Confidence in Russian courts is low and any business that can be conducted offshore is being done there, according to one lawyer based in Moscow. The higher echelons of the legal establishment offer a better chance of a sensible judgement, though it cannot be taken for granted that a decision will be acted on by a bailiff.
“The problem is Russia has no tradition of independent courts,” said the lawyer. “Judges have received some salary increases in recent years but essentially they remain underpaid bureaucrats.”
Many bankers operating inside Russia wave aside questions of political freedom, dismissing their importance within the context of the financial markets.
“A decade ago Russia had US$7bn in FX reserves compared with several hundred billion dollars in foreign debt,” said Bob Foresman, deputy chairman of Renaissance Capital. “Now the sovereign has minimal debt and hard currency reserves – including the Stabalisation Fund – worth over half a trillion dollars.” He nevertheless acknowledged the role that commodities prices have played in this transition.
“In retrospect, [the crisis in] 1998 was one of the best things to happen to this country,” said Aurora Russia’s Cook. “It shook out the asset stripping and speculation.” One western businessman who bought into Russia said the perception that Russia is overrun with gangsters is good for those already here because it staves off competition from foreign companies still sitting on the sidelines.
There are three things the markets love, Foresman said: political stability; economic growth; and western-style democracy with a free press. “But if the markets have to choose two of the three, it is the first two by a distance. Just look at China,” he said.
Besides, he added, there are no restrictions on internet use, for example, and there are very critical print and radio media. The most serious restrictions on the press are in national television broadcasting.
What is certain is that Russia’s modus operandi undermined its growing global importance. “Russia could be the largest centre in Europe outside London – not just for UBS but in general,” said Malyi. The Russian market is growing faster than any in Europe and is the fourth largest in the continent, he said, behind the UK, France and Germany – and well above markets like Italy and Spain.
“It is pointless to think about the country in terms of quarters – you need to think in terms of a decade,” added Malyi. “The country is experiencing a fundamental shift as it catches up with Western markets. It will take a long time, though it is quicker in a more benign environment.”
It has been argued that Russia has a cultural preponderance towards equities, and its growing stature in the global equities market is helping make the business community more transparent.

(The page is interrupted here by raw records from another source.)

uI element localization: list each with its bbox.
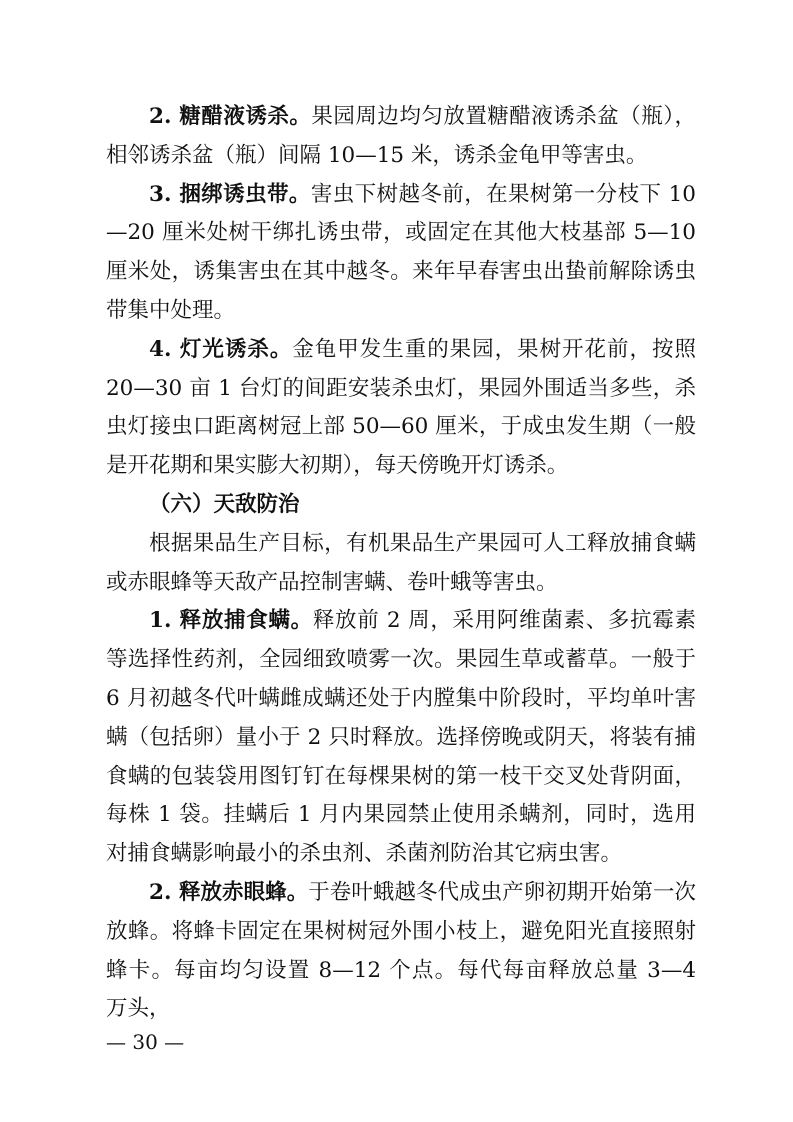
paragraph-sugar-vinegar [106, 98, 696, 176]
paragraph-light-trap [106, 331, 696, 486]
paragraph-text: 果园周边均匀放置糖醋液诱杀盆（瓶），相邻诱杀盆（瓶）间隔 10—15 米，诱杀金龟甲等害虫。 [106, 104, 696, 168]
paragraph-lead: 4. 灯光诱杀。 [149, 336, 293, 362]
paragraph-text: 金龟甲发生重的果园，果树开花前，按照 20—30 亩 1 台灯的间距安装杀虫灯，果园外围适当多些，杀虫灯接虫口距离树冠上部 50—60 厘米，于成虫发生期（一般是开花期和果实膨大初期），每天傍晚开灯诱杀。 [106, 336, 696, 479]
paragraph-trap-band [106, 176, 696, 331]
paragraph-lead: 2. 糖醋液诱杀。 [149, 104, 312, 129]
page-body [106, 98, 696, 1029]
paragraph-lead: 3. 捆绑诱虫带。 [149, 181, 311, 207]
paragraph-trichogramma [106, 874, 696, 1029]
paragraph-predatory-mites [106, 602, 696, 874]
paragraph-lead: 1. 释放捕食螨。 [149, 608, 313, 634]
section-heading: （六）天敌防治 [149, 491, 300, 517]
paragraph-text: 释放前 2 周，采用阿维菌素、多抗霉素等选择性药剂，全园细致喷雾一次。果园生草或蓄草。一般于 6 月初越冬代叶螨雌成螨还处于内膛集中阶段时，平均单叶害螨（包括卵）量小于 2 只时释放。选择傍晚或阴天，将装有捕食螨的包装袋用图钉钉在每棵果树的第一枝干交叉处背阴面，每株 1 袋。挂螨后 1 月内果园禁止使用杀螨剂，同时，选用对捕食螨影响最小的杀虫剂、杀菌剂防治其它病虫害。 [106, 608, 696, 867]
page-number: — 30 — [106, 1030, 185, 1054]
paragraph-text: 于卷叶蛾越冬代成虫产卵初期开始第一次放蜂。将蜂卡固定在果树树冠外围小枝上，避免阳光直接照射蜂卡。每亩均匀设置 8—12 个点。每代每亩释放总量 3—4 万头， [106, 879, 696, 1022]
section-intro: 根据果品生产目标，有机果品生产果园可人工释放捕食螨或赤眼蜂等天敌产品控制害螨、卷叶蛾等害虫。 [106, 530, 696, 595]
paragraph-text: 害虫下树越冬前，在果树第一分枝下 10—20 厘米处树干绑扎诱虫带，或固定在其他大枝基部 5—10 厘米处，诱集害虫在其中越冬。来年早春害虫出蛰前解除诱虫带集中处理。 [106, 181, 696, 323]
paragraph-lead: 2. 释放赤眼蜂。 [149, 879, 309, 905]
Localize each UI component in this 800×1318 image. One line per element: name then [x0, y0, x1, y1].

“Russia is an equity risk environment, so it is better to offer equity products with equity returns,” said Malyi. He also said Russian entrepreneurs have traditionally had a greater awareness of the equity markets than in many other markets because banks have played less of a financial intermediation role than they have elsewhere.
There has been a swelling interest in IPOs across all sectors, in spite of the problems that were triggered by US sub-prime mortgages. Before the credit crisis, Russia was seeing bond issuance on a weekly basis, a frequency that has fallen closer to one deal per month now. Yet despite the relative appeal of equity issuance now, the crisis has taken its toll on this sector too.

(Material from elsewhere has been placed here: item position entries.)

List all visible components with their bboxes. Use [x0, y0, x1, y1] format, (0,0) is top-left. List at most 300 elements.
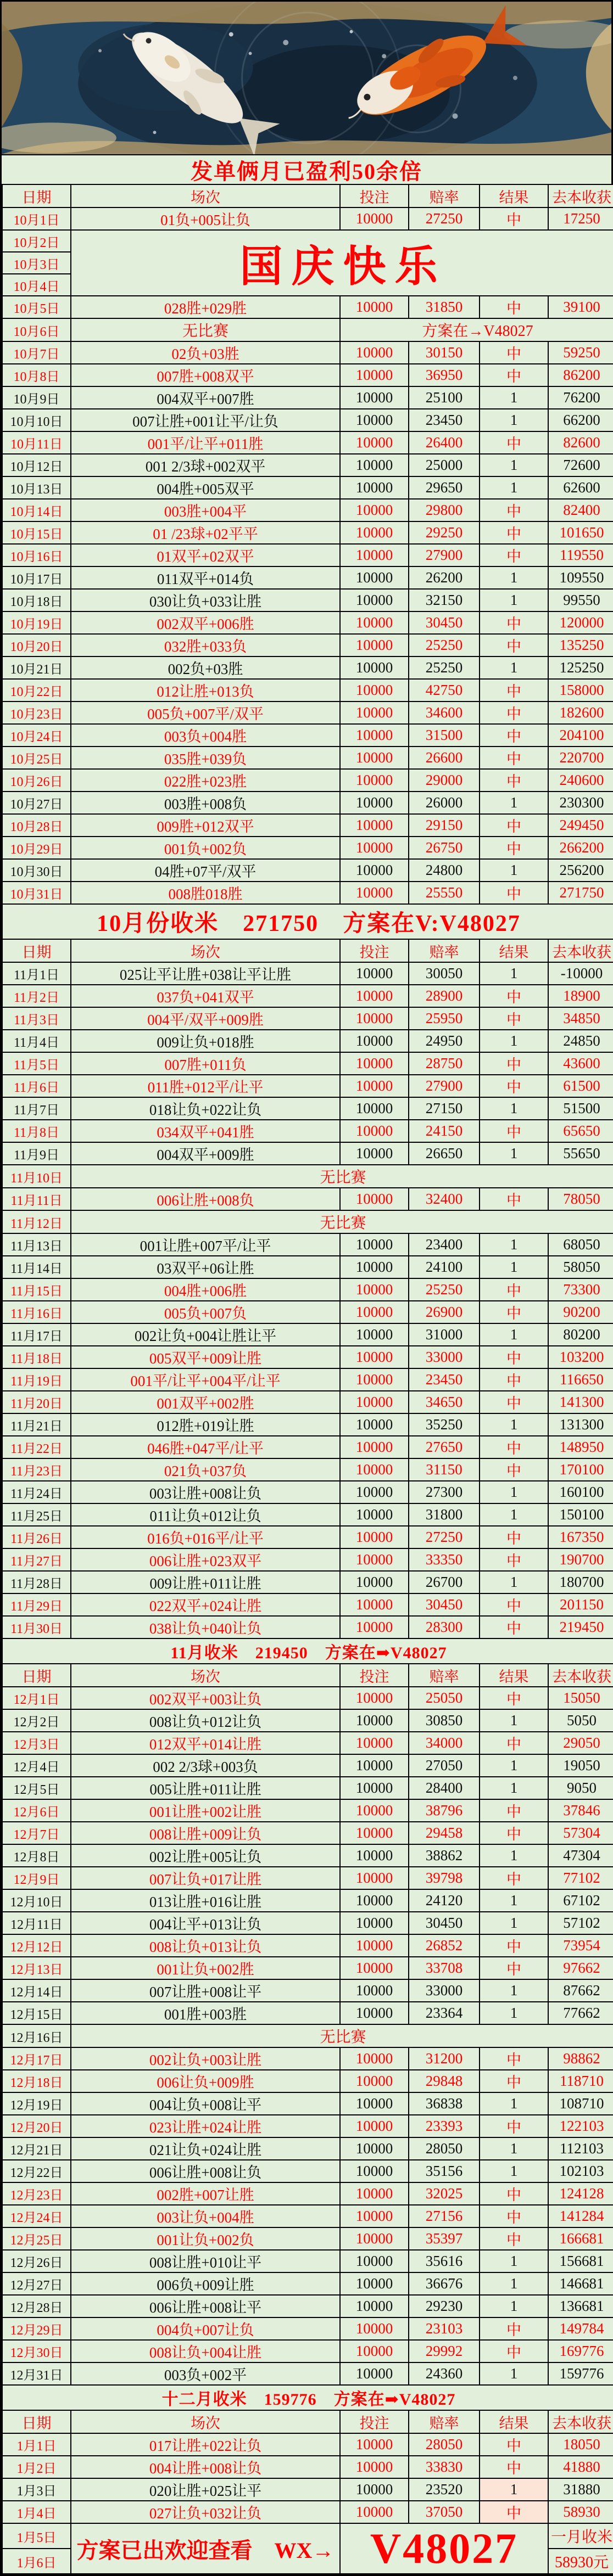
result-cell: 中	[480, 2115, 548, 2137]
stake-cell: 10000	[340, 1075, 409, 1097]
result-cell: 1	[480, 2092, 548, 2115]
table-row	[2, 2205, 613, 2227]
table-row	[2, 985, 613, 1007]
odds-cell: 24800	[409, 859, 480, 882]
stake-cell: 10000	[340, 2362, 409, 2385]
table-row	[2, 409, 613, 431]
gain-cell: 204100	[548, 724, 613, 747]
gain-cell: 61500	[548, 1075, 613, 1097]
gain-cell: 116650	[548, 1368, 613, 1391]
result-cell: 中	[480, 837, 548, 859]
gain-cell: 59250	[548, 341, 613, 364]
match-cell: 022双平+024让胜	[71, 1593, 340, 1616]
stake-cell: 10000	[340, 341, 409, 364]
result-cell: 中	[480, 1526, 548, 1548]
stake-cell: 10000	[340, 1754, 409, 1777]
table-row	[2, 2070, 613, 2092]
odds-cell: 27150	[409, 1097, 480, 1120]
gain-cell: 230300	[548, 792, 613, 814]
column-header: 投注	[340, 184, 409, 207]
result-cell: 中	[480, 1052, 548, 1075]
gain-cell: 55650	[548, 1142, 613, 1165]
records-table	[2, 184, 613, 2574]
result-cell: 1	[480, 476, 548, 499]
date-cell: 12月19日	[2, 2092, 71, 2115]
column-header: 赔率	[409, 184, 480, 207]
match-cell: 003胜+004平	[71, 499, 340, 521]
match-cell: 012双平+014让胜	[71, 1732, 340, 1754]
odds-cell: 24360	[409, 2362, 480, 2385]
result-cell: 1	[480, 2002, 548, 2024]
no-match-cell: 无比赛	[71, 1210, 613, 1233]
table-row	[2, 1436, 613, 1458]
match-cell: 034双平+041胜	[71, 1120, 340, 1142]
date-cell: 11月5日	[2, 1052, 71, 1075]
match-cell: 009胜+012双平	[71, 814, 340, 837]
match-cell: 006让胜+008让平	[71, 2295, 340, 2317]
match-cell: 004胜+006胜	[71, 1278, 340, 1301]
date-cell: 10月7日	[2, 341, 71, 364]
gain-cell: 148950	[548, 1436, 613, 1458]
gain-cell: 41880	[548, 2456, 613, 2478]
date-cell: 11月16日	[2, 1301, 71, 1323]
stake-cell: 10000	[340, 2070, 409, 2092]
date-cell: 12月30日	[2, 2340, 71, 2362]
odds-cell: 33000	[409, 1979, 480, 2002]
table-row	[2, 1323, 613, 1346]
date-cell: 10月19日	[2, 611, 71, 634]
odds-cell: 34600	[409, 701, 480, 724]
gain-cell: 122103	[548, 2115, 613, 2137]
date-cell: 11月30日	[2, 1616, 71, 1638]
stake-cell: 10000	[340, 1616, 409, 1638]
column-header: 结果	[480, 939, 548, 962]
match-cell: 005双平+009让胜	[71, 1346, 340, 1368]
odds-cell: 33830	[409, 2456, 480, 2478]
table-row	[2, 2002, 613, 2024]
table-row	[2, 1754, 613, 1777]
result-cell: 中	[480, 544, 548, 566]
odds-cell: 29458	[409, 1822, 480, 1844]
column-header: 结果	[480, 2410, 548, 2433]
date-cell: 12月2日	[2, 1709, 71, 1732]
result-cell: 1	[480, 2160, 548, 2182]
stake-cell: 10000	[340, 2478, 409, 2501]
match-cell: 004胜+005双平	[71, 476, 340, 499]
date-cell: 11月11日	[2, 1188, 71, 1210]
match-cell: 001让胜+002让胜	[71, 1799, 340, 1822]
result-cell: 1	[480, 1097, 548, 1120]
match-cell: 020让胜+025让平	[71, 2478, 340, 2501]
odds-cell: 23520	[409, 2478, 480, 2501]
result-cell: 1	[480, 1481, 548, 1503]
match-cell: 035胜+039负	[71, 747, 340, 769]
date-cell: 11月12日	[2, 1210, 71, 1233]
date-cell: 12月26日	[2, 2250, 71, 2272]
table-row	[2, 1142, 613, 1165]
gain-cell: 80200	[548, 1323, 613, 1346]
odds-cell: 28900	[409, 985, 480, 1007]
match-cell: 002让负+003让胜	[71, 2047, 340, 2070]
table-row	[2, 296, 613, 318]
gain-cell: 43600	[548, 1052, 613, 1075]
odds-cell: 26400	[409, 431, 480, 454]
gain-cell: 76200	[548, 386, 613, 409]
match-cell: 008让负+004让胜	[71, 2340, 340, 2362]
match-cell: 02负+03胜	[71, 341, 340, 364]
odds-cell: 28750	[409, 1052, 480, 1075]
match-cell: 005让胜+011让胜	[71, 1777, 340, 1799]
match-cell: 01双平+02双平	[71, 544, 340, 566]
odds-cell: 27300	[409, 1481, 480, 1503]
date-cell: 10月25日	[2, 747, 71, 769]
stake-cell: 10000	[340, 1301, 409, 1323]
date-cell: 10月21日	[2, 656, 71, 679]
date-cell: 11月27日	[2, 1548, 71, 1571]
gain-cell: 29050	[548, 1732, 613, 1754]
date-cell: 12月20日	[2, 2115, 71, 2137]
odds-cell: 25250	[409, 656, 480, 679]
stake-cell: 10000	[340, 431, 409, 454]
table-row	[2, 2024, 613, 2047]
date-cell: 10月29日	[2, 837, 71, 859]
date-cell: 12月1日	[2, 1687, 71, 1709]
gain-cell: 34850	[548, 1007, 613, 1030]
column-header: 日期	[2, 939, 71, 962]
table-row	[2, 1346, 613, 1368]
table-row	[2, 2456, 613, 2478]
match-cell: 032胜+033负	[71, 634, 340, 656]
stake-cell: 10000	[340, 2227, 409, 2250]
match-cell: 009让负+018胜	[71, 1030, 340, 1052]
match-cell: 007让胜+008让平	[71, 1979, 340, 2002]
result-cell: 中	[480, 296, 548, 318]
date-cell: 10月3日	[2, 252, 71, 274]
match-cell: 004让负+008让平	[71, 2092, 340, 2115]
result-cell: 1	[480, 1030, 548, 1052]
gain-cell: 47304	[548, 1844, 613, 1867]
table-row	[2, 1368, 613, 1391]
gain-cell: 87662	[548, 1979, 613, 2002]
table-row	[2, 792, 613, 814]
table-row	[2, 499, 613, 521]
odds-cell: 31150	[409, 1458, 480, 1481]
gain-cell: 15050	[548, 1687, 613, 1709]
match-cell: 012胜+019让胜	[71, 1413, 340, 1436]
date-cell: 11月9日	[2, 1142, 71, 1165]
table-row	[2, 1571, 613, 1593]
gain-cell: 5050	[548, 1709, 613, 1732]
odds-cell: 29250	[409, 521, 480, 544]
date-cell: 10月1日	[2, 207, 71, 230]
month-summary: 十二月收米 159776 方案在➡V48027	[2, 2385, 613, 2410]
odds-cell: 36838	[409, 2092, 480, 2115]
date-cell: 1月4日	[2, 2501, 71, 2523]
odds-cell: 23393	[409, 2115, 480, 2137]
match-cell: 01负+005让负	[71, 207, 340, 230]
result-cell: 中	[480, 2340, 548, 2362]
table-row	[2, 2092, 613, 2115]
table-row	[2, 1526, 613, 1548]
odds-cell: 23364	[409, 2002, 480, 2024]
gain-cell: 118710	[548, 2070, 613, 2092]
table-row	[2, 230, 613, 252]
gain-cell: 97662	[548, 1957, 613, 1979]
table-row	[2, 2137, 613, 2160]
result-cell: 1	[480, 859, 548, 882]
result-cell: 1	[480, 656, 548, 679]
match-cell: 003让胜+008让负	[71, 1481, 340, 1503]
gain-cell: 24850	[548, 1030, 613, 1052]
result-cell: 中	[480, 364, 548, 386]
odds-cell: 29150	[409, 814, 480, 837]
result-cell: 1	[480, 1256, 548, 1278]
result-cell: 中	[480, 2182, 548, 2205]
date-cell: 10月11日	[2, 431, 71, 454]
table-row	[2, 1777, 613, 1799]
stake-cell: 10000	[340, 1188, 409, 1210]
odds-cell: 26700	[409, 1571, 480, 1593]
stake-cell: 10000	[340, 1912, 409, 1934]
date-cell: 1月5日	[2, 2523, 71, 2549]
month-summary: 10月份收米 271750 方案在V:V48027	[2, 904, 613, 939]
match-cell: 003让负+004胜	[71, 2205, 340, 2227]
stake-cell: 10000	[340, 2002, 409, 2024]
table-row	[2, 589, 613, 611]
table-row	[2, 1687, 613, 1709]
result-cell: 1	[480, 962, 548, 985]
odds-cell: 29000	[409, 769, 480, 792]
match-cell: 001让负+002负	[71, 2227, 340, 2250]
date-cell: 10月15日	[2, 521, 71, 544]
gain-cell: 82600	[548, 431, 613, 454]
match-cell: 017让胜+022让负	[71, 2433, 340, 2456]
column-header-row	[2, 1664, 613, 1687]
gain-cell: 249450	[548, 814, 613, 837]
stake-cell: 10000	[340, 521, 409, 544]
date-cell: 12月21日	[2, 2137, 71, 2160]
odds-cell: 35616	[409, 2250, 480, 2272]
date-cell: 12月11日	[2, 1912, 71, 1934]
footer-row	[2, 2523, 613, 2549]
gain-cell: 120000	[548, 611, 613, 634]
date-cell: 11月14日	[2, 1256, 71, 1278]
column-header: 场次	[71, 939, 340, 962]
odds-cell: 39798	[409, 1867, 480, 1889]
odds-cell: 30450	[409, 1593, 480, 1616]
gain-cell: 266200	[548, 837, 613, 859]
date-cell: 12月9日	[2, 1867, 71, 1889]
date-cell: 11月23日	[2, 1458, 71, 1481]
stake-cell: 10000	[340, 814, 409, 837]
result-cell: 中	[480, 1799, 548, 1822]
result-cell: 中	[480, 1188, 548, 1210]
date-cell: 12月27日	[2, 2272, 71, 2295]
gain-cell: 256200	[548, 859, 613, 882]
odds-cell: 38796	[409, 1799, 480, 1822]
table-row	[2, 2340, 613, 2362]
odds-cell: 30150	[409, 341, 480, 364]
result-cell: 1	[480, 409, 548, 431]
stake-cell: 10000	[340, 1052, 409, 1075]
result-cell: 1	[480, 2137, 548, 2160]
stake-cell: 10000	[340, 1503, 409, 1526]
date-cell: 10月22日	[2, 679, 71, 701]
date-cell: 10月17日	[2, 566, 71, 589]
result-cell: 中	[480, 701, 548, 724]
result-cell: 中	[480, 2227, 548, 2250]
gain-cell: 169776	[548, 2340, 613, 2362]
match-cell: 016负+016平/让平	[71, 1526, 340, 1548]
date-cell: 10月18日	[2, 589, 71, 611]
match-cell: 002让胜+005让负	[71, 1844, 340, 1867]
stake-cell: 10000	[340, 1777, 409, 1799]
result-cell: 中	[480, 2070, 548, 2092]
odds-cell: 30450	[409, 611, 480, 634]
match-cell: 001胜+003胜	[71, 2002, 340, 2024]
no-match-cell: 无比赛	[71, 318, 340, 341]
stake-cell: 10000	[340, 1822, 409, 1844]
gain-cell: 98862	[548, 2047, 613, 2070]
match-cell: 030让负+033让胜	[71, 589, 340, 611]
gain-cell: 9050	[548, 1777, 613, 1799]
date-cell: 12月15日	[2, 2002, 71, 2024]
date-cell: 12月23日	[2, 2182, 71, 2205]
stake-cell: 10000	[340, 1844, 409, 1867]
gain-cell: 201150	[548, 1593, 613, 1616]
stake-cell: 10000	[340, 1391, 409, 1413]
table-row	[2, 207, 613, 230]
match-cell: 011让负+012让负	[71, 1503, 340, 1526]
odds-cell: 25250	[409, 1278, 480, 1301]
odds-cell: 23400	[409, 1233, 480, 1256]
table-row	[2, 341, 613, 364]
result-cell: 中	[480, 1436, 548, 1458]
date-cell: 12月18日	[2, 2070, 71, 2092]
match-cell: 004平/双平+009胜	[71, 1007, 340, 1030]
date-cell: 10月5日	[2, 296, 71, 318]
odds-cell: 33000	[409, 1346, 480, 1368]
date-cell: 11月21日	[2, 1413, 71, 1436]
stake-cell: 10000	[340, 792, 409, 814]
match-cell: 006负+009让胜	[71, 2272, 340, 2295]
match-cell: 007让负+017让胜	[71, 1867, 340, 1889]
odds-cell: 33708	[409, 1957, 480, 1979]
column-header: 场次	[71, 1664, 340, 1687]
date-cell: 12月3日	[2, 1732, 71, 1754]
column-header: 日期	[2, 2410, 71, 2433]
match-cell: 011双平+014负	[71, 566, 340, 589]
table-row	[2, 1007, 613, 1030]
odds-cell: 36950	[409, 364, 480, 386]
gain-cell: 102103	[548, 2160, 613, 2182]
gain-cell: 57102	[548, 1912, 613, 1934]
odds-cell: 27900	[409, 544, 480, 566]
result-cell: 1	[480, 1777, 548, 1799]
result-cell: 中	[480, 747, 548, 769]
stake-cell: 10000	[340, 1256, 409, 1278]
stake-cell: 10000	[340, 1436, 409, 1458]
result-cell: 1	[480, 2362, 548, 2385]
result-cell: 中	[480, 1934, 548, 1957]
gain-cell: 58930	[548, 2501, 613, 2523]
date-cell: 11月4日	[2, 1030, 71, 1052]
column-header: 去本收获	[548, 184, 613, 207]
odds-cell: 24100	[409, 1256, 480, 1278]
odds-cell: 26650	[409, 1142, 480, 1165]
table-row	[2, 566, 613, 589]
column-header: 投注	[340, 939, 409, 962]
table-row	[2, 2272, 613, 2295]
date-cell: 11月13日	[2, 1233, 71, 1256]
gain-cell: 112103	[548, 2137, 613, 2160]
odds-cell: 23103	[409, 2317, 480, 2340]
date-cell: 10月31日	[2, 882, 71, 904]
match-cell: 007胜+011负	[71, 1052, 340, 1075]
odds-cell: 25000	[409, 454, 480, 476]
date-cell: 12月8日	[2, 1844, 71, 1867]
plan-promo-cell: 方案已出欢迎查看 WX→	[71, 2523, 340, 2574]
result-cell: 1	[480, 1889, 548, 1912]
column-header: 去本收获	[548, 2410, 613, 2433]
gain-cell: 68050	[548, 1233, 613, 1256]
date-cell: 1月3日	[2, 2478, 71, 2501]
stake-cell: 10000	[340, 985, 409, 1007]
stake-cell: 10000	[340, 1142, 409, 1165]
match-cell: 003胜+008负	[71, 792, 340, 814]
date-cell: 10月24日	[2, 724, 71, 747]
match-cell: 004双平+009胜	[71, 1142, 340, 1165]
odds-cell: 29992	[409, 2340, 480, 2362]
date-cell: 10月28日	[2, 814, 71, 837]
match-cell: 001平/让平+011胜	[71, 431, 340, 454]
stake-cell: 10000	[340, 454, 409, 476]
match-cell: 002双平+003让负	[71, 1687, 340, 1709]
stake-cell: 10000	[340, 1278, 409, 1301]
result-cell: 1	[480, 792, 548, 814]
odds-cell: 37050	[409, 2501, 480, 2523]
match-cell: 011胜+012平/让平	[71, 1075, 340, 1097]
table-row	[2, 1413, 613, 1436]
odds-cell: 31200	[409, 2047, 480, 2070]
table-row	[2, 1934, 613, 1957]
table-row	[2, 431, 613, 454]
odds-cell: 25050	[409, 1687, 480, 1709]
gain-cell: 149784	[548, 2317, 613, 2340]
result-cell: 中	[480, 679, 548, 701]
result-cell: 中	[480, 611, 548, 634]
gain-cell: 39100	[548, 296, 613, 318]
date-cell: 11月3日	[2, 1007, 71, 1030]
month-summary-row	[2, 2385, 613, 2410]
stake-cell: 10000	[340, 1458, 409, 1481]
stake-cell: 10000	[340, 296, 409, 318]
date-cell: 11月29日	[2, 1593, 71, 1616]
date-cell: 12月13日	[2, 1957, 71, 1979]
gain-cell: 101650	[548, 521, 613, 544]
result-cell: 中	[480, 499, 548, 521]
gain-cell: 124128	[548, 2182, 613, 2205]
table-row	[2, 1867, 613, 1889]
gain-cell: 141300	[548, 1391, 613, 1413]
date-cell: 11月22日	[2, 1436, 71, 1458]
match-cell: 012让胜+013负	[71, 679, 340, 701]
gain-cell: 18900	[548, 985, 613, 1007]
odds-cell: 26600	[409, 747, 480, 769]
date-cell: 11月10日	[2, 1165, 71, 1188]
result-cell: 1	[480, 2272, 548, 2295]
result-cell: 1	[480, 566, 548, 589]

Regardless of the timing, the lure of the equity markets has, on the whole, had a positive impact on corporate governance issues in Russia, said Malyi. “If you can go public it provides an incentive to clean up things like disclosure,” he explained.
“Banks respond to their clients’ demands. Clients want good quality companies with credible management, so that is what the banks look for.” It is another incentive for corporates to adhere to Western definitions of good corporate governance, as they will find it easier to get access to the banks at attractive levels.